Further, the equivalent circuit was generated with Z fit analysis utilizing the EC lab software already programmed within the instrument and is displayed as inset in Fig. 11a and b. Equivalent circuit of both CN and RGOCN consists of solution resistance (R1), charge transfer resistance (R2), double layer capacitance (C2) and Warburg element (W). At higher frequency, the Nyquist plot of both electrodes appears as a semicircle and in the lower frequency range it is seen as a straight line.

The data obtained for CN electrode is fitted with one simple parallel R2C2 circuit connected in series with a resistor (R1) and Warburg element (W3) connected in series as depicted in Fig. 11a. The C2 element for CN system is computed as 2.1 F g−1. The resistance R1 in CN equivalent circuit is due to ionic resistance of electrolyte and R2 is related with the charge transfer resistance observed in the interface of electrode–electrolyte. W2 represents Warburg resistance associated with linear part of low frequency.

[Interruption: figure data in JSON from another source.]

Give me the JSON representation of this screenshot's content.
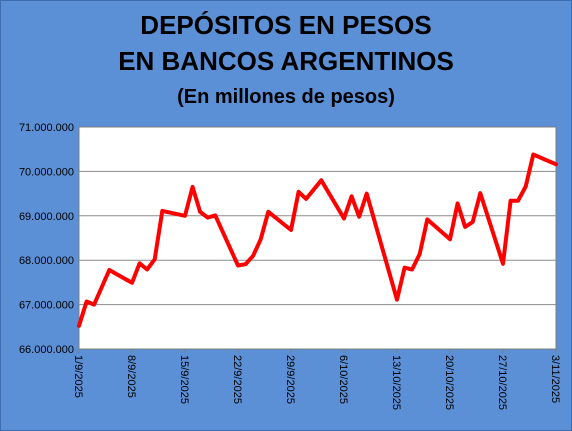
{
  "chart_data": {
    "type": "line",
    "title": "DEPÓSITOS EN PESOS",
    "title_line2": "EN BANCOS ARGENTINOS",
    "subtitle": "(En millones de pesos)",
    "xlabel": "",
    "ylabel": "",
    "ylim": [
      66000000,
      71000000
    ],
    "y_ticks": [
      "66.000.000",
      "67.000.000",
      "68.000.000",
      "69.000.000",
      "70.000.000",
      "71.000.000"
    ],
    "y_tick_values": [
      66000000,
      67000000,
      68000000,
      69000000,
      70000000,
      71000000
    ],
    "x_range": [
      "2025-09-01",
      "2025-11-03"
    ],
    "x_ticks": [
      "1/9/2025",
      "8/9/2025",
      "15/9/2025",
      "22/9/2025",
      "29/9/2025",
      "6/10/2025",
      "13/10/2025",
      "20/10/2025",
      "27/10/2025",
      "3/11/2025"
    ],
    "x_tick_dates": [
      "2025-09-01",
      "2025-09-08",
      "2025-09-15",
      "2025-09-22",
      "2025-09-29",
      "2025-10-06",
      "2025-10-13",
      "2025-10-20",
      "2025-10-27",
      "2025-11-03"
    ],
    "grid": true,
    "line_color": "#ff0000",
    "series": [
      {
        "x": [
          "2025-09-01",
          "2025-09-02",
          "2025-09-03",
          "2025-09-05",
          "2025-09-08",
          "2025-09-09",
          "2025-09-10",
          "2025-09-11",
          "2025-09-12",
          "2025-09-15",
          "2025-09-16",
          "2025-09-17",
          "2025-09-18",
          "2025-09-19",
          "2025-09-22",
          "2025-09-23",
          "2025-09-24",
          "2025-09-25",
          "2025-09-26",
          "2025-09-29",
          "2025-09-30",
          "2025-10-01",
          "2025-10-03",
          "2025-10-06",
          "2025-10-07",
          "2025-10-08",
          "2025-10-09",
          "2025-10-13",
          "2025-10-14",
          "2025-10-15",
          "2025-10-16",
          "2025-10-17",
          "2025-10-20",
          "2025-10-21",
          "2025-10-22",
          "2025-10-23",
          "2025-10-24",
          "2025-10-27",
          "2025-10-28",
          "2025-10-29",
          "2025-10-30",
          "2025-10-31",
          "2025-11-03"
        ],
        "y": [
          66520000,
          67070000,
          67000000,
          67780000,
          67490000,
          67930000,
          67790000,
          68020000,
          69110000,
          69000000,
          69650000,
          69090000,
          68960000,
          69010000,
          67880000,
          67910000,
          68100000,
          68470000,
          69090000,
          68680000,
          69540000,
          69380000,
          69800000,
          68940000,
          69440000,
          68980000,
          69500000,
          67110000,
          67830000,
          67790000,
          68140000,
          68920000,
          68470000,
          69280000,
          68750000,
          68860000,
          69510000,
          67920000,
          69340000,
          69340000,
          69660000,
          70380000,
          70160000
        ]
      }
    ]
  }
}
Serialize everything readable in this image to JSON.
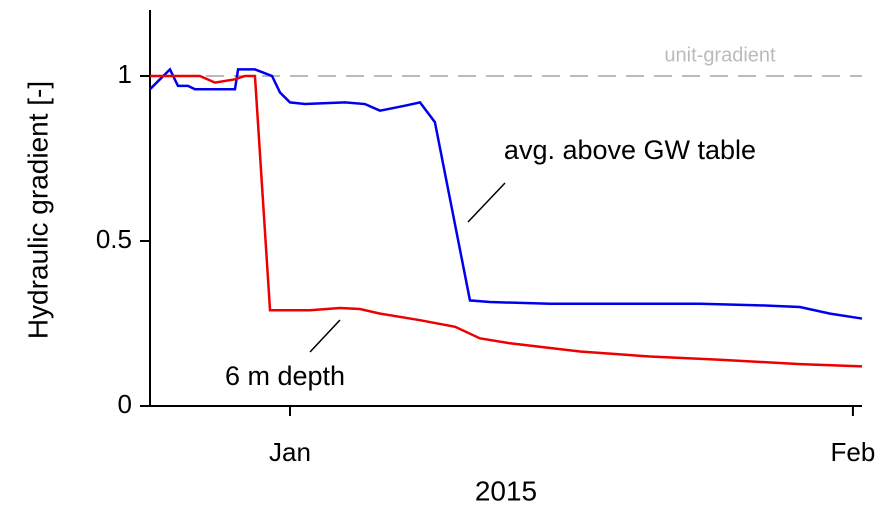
{
  "chart_data": {
    "type": "line",
    "x_label": "2015",
    "y_label": "Hydraulic gradient [-]",
    "xlim": [
      -7.71,
      31.5
    ],
    "xticks": [
      {
        "value": 0,
        "label": "Jan"
      },
      {
        "value": 31,
        "label": "Feb"
      }
    ],
    "ylim": [
      0,
      1.2
    ],
    "yticks": [
      0,
      0.5,
      1
    ],
    "reference_line": {
      "value": 1,
      "label": "unit-gradient",
      "color": "#bbbbbb"
    },
    "annotations": [
      "avg. above GW table",
      "6 m depth"
    ],
    "series": [
      {
        "name": "avg. above GW table",
        "color": "#0000ee",
        "x": [
          -7.71,
          -6.61,
          -6.17,
          -5.62,
          -5.23,
          -3.03,
          -2.86,
          -1.93,
          -0.99,
          -0.55,
          0,
          0.83,
          3.03,
          4.13,
          4.96,
          6.33,
          7.16,
          7.98,
          9.91,
          11.01,
          14.32,
          18.17,
          22.58,
          25.88,
          28.08,
          29.74,
          31.5
        ],
        "values": [
          0.96,
          1.02,
          0.97,
          0.97,
          0.96,
          0.96,
          1.02,
          1.02,
          1.0,
          0.95,
          0.92,
          0.915,
          0.92,
          0.915,
          0.895,
          0.91,
          0.92,
          0.86,
          0.32,
          0.315,
          0.31,
          0.31,
          0.31,
          0.305,
          0.3,
          0.28,
          0.265
        ]
      },
      {
        "name": "6 m depth",
        "color": "#ee0000",
        "x": [
          -7.71,
          -4.96,
          -4.13,
          -3.03,
          -2.48,
          -1.93,
          -1.1,
          1.1,
          2.75,
          3.85,
          4.96,
          7.16,
          9.09,
          10.46,
          12.11,
          15.97,
          19.82,
          23.68,
          28.08,
          31.5
        ],
        "values": [
          1.0,
          1.0,
          0.98,
          0.99,
          1.0,
          1.0,
          0.29,
          0.29,
          0.297,
          0.294,
          0.28,
          0.26,
          0.24,
          0.205,
          0.19,
          0.165,
          0.15,
          0.14,
          0.127,
          0.12
        ]
      }
    ]
  }
}
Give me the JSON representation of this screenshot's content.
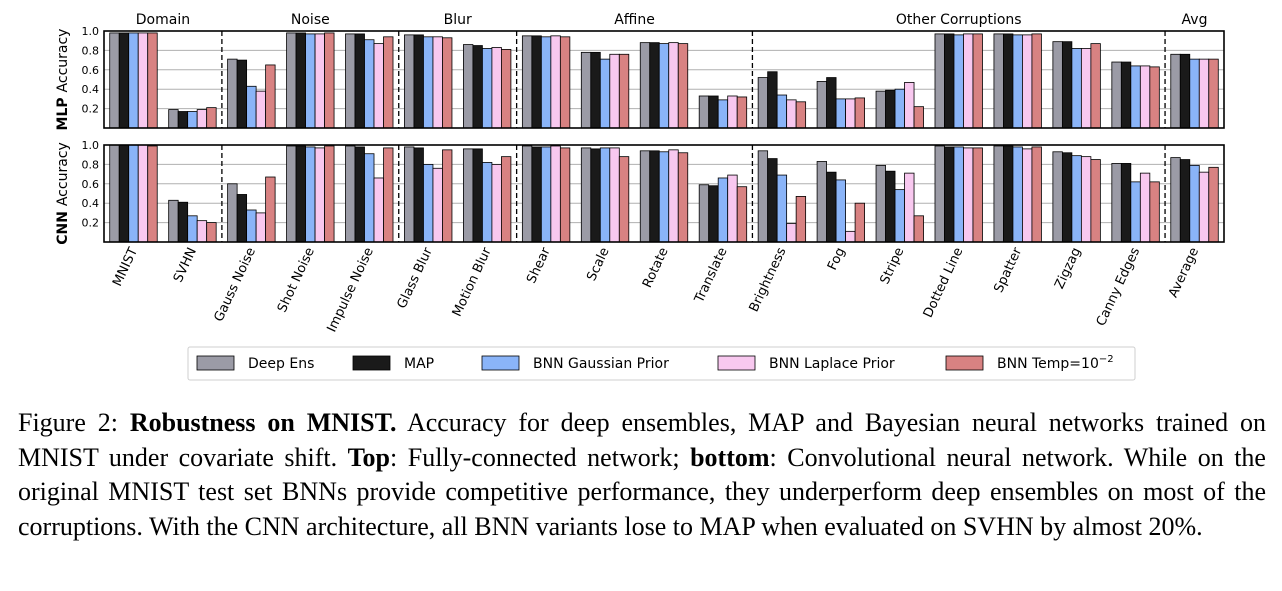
{
  "chart_data": {
    "type": "bar",
    "group_titles": [
      "Domain",
      "Noise",
      "Blur",
      "Affine",
      "Other Corruptions",
      "Avg"
    ],
    "groups": [
      {
        "title": "Domain",
        "categories": [
          0,
          1
        ]
      },
      {
        "title": "Noise",
        "categories": [
          2,
          3,
          4
        ]
      },
      {
        "title": "Blur",
        "categories": [
          5,
          6
        ]
      },
      {
        "title": "Affine",
        "categories": [
          7,
          8,
          9,
          10
        ]
      },
      {
        "title": "Other Corruptions",
        "categories": [
          11,
          12,
          13,
          14,
          15,
          16,
          17
        ]
      },
      {
        "title": "Avg",
        "categories": [
          18
        ]
      }
    ],
    "categories": [
      "MNIST",
      "SVHN",
      "Gauss Noise",
      "Shot Noise",
      "Impulse Noise",
      "Glass Blur",
      "Motion Blur",
      "Shear",
      "Scale",
      "Rotate",
      "Translate",
      "Brightness",
      "Fog",
      "Stripe",
      "Dotted Line",
      "Spatter",
      "Zigzag",
      "Canny Edges",
      "Average"
    ],
    "ylim": [
      0,
      1.0
    ],
    "yticks": [
      "0.2",
      "0.4",
      "0.6",
      "0.8",
      "1.0"
    ],
    "grid": true,
    "legend_position": "bottom-center",
    "series_names": [
      "Deep Ens",
      "MAP",
      "BNN Gaussian Prior",
      "BNN Laplace Prior",
      "BNN Temp=10"
    ],
    "legend_exponent": "−2",
    "series_colors": [
      "#9b9ba6",
      "#1a1a1a",
      "#8ab4f8",
      "#f8c8ef",
      "#d88282"
    ],
    "panels": [
      {
        "ylabel_bold": "MLP",
        "ylabel": "Accuracy",
        "series": [
          {
            "name": "Deep Ens",
            "values": [
              0.98,
              0.19,
              0.71,
              0.98,
              0.97,
              0.96,
              0.86,
              0.95,
              0.78,
              0.88,
              0.33,
              0.52,
              0.48,
              0.38,
              0.97,
              0.97,
              0.89,
              0.68,
              0.76
            ]
          },
          {
            "name": "MAP",
            "values": [
              0.98,
              0.17,
              0.7,
              0.98,
              0.97,
              0.96,
              0.85,
              0.95,
              0.78,
              0.88,
              0.33,
              0.58,
              0.52,
              0.39,
              0.97,
              0.97,
              0.89,
              0.68,
              0.76
            ]
          },
          {
            "name": "BNN Gaussian Prior",
            "values": [
              0.98,
              0.17,
              0.43,
              0.97,
              0.91,
              0.94,
              0.82,
              0.94,
              0.71,
              0.87,
              0.29,
              0.34,
              0.3,
              0.4,
              0.96,
              0.96,
              0.82,
              0.64,
              0.71
            ]
          },
          {
            "name": "BNN Laplace Prior",
            "values": [
              0.98,
              0.19,
              0.38,
              0.97,
              0.87,
              0.94,
              0.83,
              0.95,
              0.76,
              0.88,
              0.33,
              0.29,
              0.3,
              0.47,
              0.97,
              0.96,
              0.82,
              0.64,
              0.71
            ]
          },
          {
            "name": "BNN Temp=10",
            "values": [
              0.98,
              0.21,
              0.65,
              0.98,
              0.94,
              0.93,
              0.81,
              0.94,
              0.76,
              0.87,
              0.32,
              0.27,
              0.31,
              0.22,
              0.97,
              0.97,
              0.87,
              0.63,
              0.71
            ]
          }
        ]
      },
      {
        "ylabel_bold": "CNN",
        "ylabel": "Accuracy",
        "series": [
          {
            "name": "Deep Ens",
            "values": [
              1.0,
              0.43,
              0.6,
              0.99,
              0.99,
              0.98,
              0.96,
              0.99,
              0.97,
              0.94,
              0.59,
              0.94,
              0.83,
              0.79,
              0.99,
              0.99,
              0.93,
              0.81,
              0.87
            ]
          },
          {
            "name": "MAP",
            "values": [
              1.0,
              0.41,
              0.49,
              0.99,
              0.98,
              0.97,
              0.96,
              0.98,
              0.96,
              0.94,
              0.58,
              0.86,
              0.72,
              0.73,
              0.98,
              0.99,
              0.92,
              0.81,
              0.85
            ]
          },
          {
            "name": "BNN Gaussian Prior",
            "values": [
              1.0,
              0.27,
              0.33,
              0.98,
              0.91,
              0.8,
              0.82,
              0.98,
              0.97,
              0.93,
              0.66,
              0.69,
              0.64,
              0.54,
              0.98,
              0.98,
              0.89,
              0.62,
              0.79
            ]
          },
          {
            "name": "BNN Laplace Prior",
            "values": [
              1.0,
              0.22,
              0.3,
              0.97,
              0.66,
              0.76,
              0.8,
              0.99,
              0.97,
              0.95,
              0.69,
              0.19,
              0.11,
              0.71,
              0.97,
              0.96,
              0.88,
              0.71,
              0.72
            ]
          },
          {
            "name": "BNN Temp=10",
            "values": [
              0.99,
              0.2,
              0.67,
              0.99,
              0.97,
              0.95,
              0.88,
              0.97,
              0.88,
              0.92,
              0.57,
              0.47,
              0.4,
              0.27,
              0.97,
              0.98,
              0.85,
              0.62,
              0.77
            ]
          }
        ]
      }
    ]
  },
  "caption": {
    "label": "Figure 2: ",
    "title": "Robustness on MNIST.",
    "text1": " Accuracy for deep ensembles, MAP and Bayesian neural networks trained on MNIST under covariate shift. ",
    "top_label": "Top",
    "text2": ": Fully-connected network; ",
    "bottom_label": "bottom",
    "text3": ": Convolutional neural network. While on the original MNIST test set BNNs provide competitive performance, they underperform deep ensembles on most of the corruptions. With the CNN architecture, all BNN variants lose to MAP when evaluated on SVHN by almost 20%."
  }
}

For RGOCN electrode, the observed C2 element value of 65.2 F g−1 reveals one simple series R2W2 circuit connected in parallel with a capacitor C1 and in series with solution resistance R1 and is presented in Fig. 11b. RGO, when incorporated with CN alters its dielectric behaviour and this improves the electric conduction. At low frequency region, the Warburg element of CN shows pseudo-capacitance behaviour. The observed change in RGOCN equivalent circuit in the low frequency region reflects the addition of RGO on CN [59]. Table 8 summarizes the values exhibited by the various circuit parameters for both CN and RGOCN.

Table 8 Circuit elements of CN and RGOCN

Comparing both electrodes, the RGOCN hybrid electrode explores low R2 value of 4.55 Ω and has a less inclined line, thereby showing an enhanced capacitive performance than that of the CN electrode (24.6 Ω). Those observed results may be due to the reversible redox reactions entangled with CN nanomaterials along with the better electrical conductivity of RGOCN.

8 Conclusions

The orthorhombic structure exhibited by CN nanocomposite and the inclusion of RGO in CN were confirmed from the PXRD pattern. Hydrothermally prepared RGOCN composite exhibited exfoliation of graphene sheets with mixed morphology of cubes and rectangular slab were revealed by HRSEM and HRTEM analysis. The presence of different functional groups belonging to GO, CN and RGOCN were understood through the FTIR and FT-Raman analysis. The optical band gap corresponding to CN and RGOCN were found to be 3.5107 eV and 4.024 eV. Moreover, RGOCN was identified with enhancement in remenant polarization, coercive electric field when compared with CN.

Electrochemical studies of CN and RGOCN in low concentration 0.1 M H2SO4 electrolyte showed that RGOCN display high surface area and enhanced specific capacitance for different scan rates than CN. Specific capacitance of RGOCN was computed as 58.2 F g−1 at 1 A g−1. Maximum energy density of 8.08 Wh kg−1 was obtained for RGOCN electrode and its consuming power density was estimated to be as 4137 W kg−1 at 1 A g−1. Furthermore, RGOCN electrode furnishes cyclic stability with 98% of capacitive retention after 500 cycles at 2 A g−1 by GCD method. Magnitude of energy density and power density for RGOCN showed the better performance of energy storage capacity than other few reported materials. Thus, the obtained results well demonstrate the hybrid capacitive behaviour of both CN and RGOCN making it material of great interest for super capacitor applications.